Word for the day by Christian Education Forum
Christian Approach to Differently AbledSt. John Chapter 9
“Neither this man nor his parents sinned; he was born blind so that God’s works might be revealed in him”
Every day, with the exception of a major lockdown, we see many people. These people stand out to us whether it be by their personality, physical traits, or intentions. Every single day, we make judgments about these people, willingly or unwillingly, knowingly or unknowingly. One such judgment is seen through Jesus’s disciples: the disciples assign blame for the blind man’s previous sins as an explanation for his physical state. In today’s gospel lesson, however, Christ teaches us otherwise. He teaches us about the danger of the blindness of blame.
“Neither this man nor his parents sinned; he was born blind so that God’s works might be revealed in him” (Jn. 9:3). Christ’s response can really frustrate us. It sounds as if Christ is saying that God made this man blind so that God could heal him later on. It seems rather cruel, doesn’t it? Why make him blind in the first place if Christ would heal him anyway?
It is important to approach this situation through a different lens. In Paul’s letter to the Corinthians, Christ says, “And he said unto me, My grace is sufficient for thee: for my strength is made perfect in weakness. Most gladly, therefore, will I rather glory in my infirmities, that the power of Christ may rest upon me.” So it is not in our strength that we are saved but in our weakness. This is extremely important to consider in the context of this passage. Oftentimes, we think of those who outwardly appear good and healthy and we do not assign blame to them but applaud them as pious stewards before God. The irony of Christ, however, is that the weak who are humble and receive the grace of God, as the blind man did today, will inherit the kingdom of God. This is God’s approach to the differently abled, that those who seek him the most out of their weakness shall receive the light, and glorify God as the blind man has today. God’s plans for his people, whatever identity they have, or their physical and mental capabilities, are all different. Do we see vanity in judging others before God?

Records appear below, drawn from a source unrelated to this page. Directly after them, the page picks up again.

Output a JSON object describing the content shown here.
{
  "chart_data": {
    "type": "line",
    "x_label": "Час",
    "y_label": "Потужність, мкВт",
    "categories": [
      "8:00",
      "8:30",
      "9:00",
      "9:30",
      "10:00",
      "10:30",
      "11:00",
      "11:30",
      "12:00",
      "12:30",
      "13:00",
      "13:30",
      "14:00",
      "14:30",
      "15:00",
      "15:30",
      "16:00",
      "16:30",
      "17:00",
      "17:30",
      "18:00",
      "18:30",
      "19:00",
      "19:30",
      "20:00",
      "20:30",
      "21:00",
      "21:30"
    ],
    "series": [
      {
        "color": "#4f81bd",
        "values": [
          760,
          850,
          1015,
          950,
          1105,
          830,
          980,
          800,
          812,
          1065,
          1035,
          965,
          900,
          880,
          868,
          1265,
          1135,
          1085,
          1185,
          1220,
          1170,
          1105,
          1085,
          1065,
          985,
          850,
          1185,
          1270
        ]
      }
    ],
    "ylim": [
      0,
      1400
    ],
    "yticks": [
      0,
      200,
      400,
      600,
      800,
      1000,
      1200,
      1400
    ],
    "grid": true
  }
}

Humans do not reserve the right to judge or assign blame before others, and that right is reserved by God alone. In the midst of weakness that we encounter, whether it be physical or mental, we must remember to turn to God, the ultimate healer, in humility, and his grace will be sufficient for us.
Oh Lord of awesome wonder, thank you for creating us, as we are. Allow us to not use our energy in assigning blame to others, but come before you in humility in our weakness. Amen.
Thought of the day
If we blame, we are spiritually blind.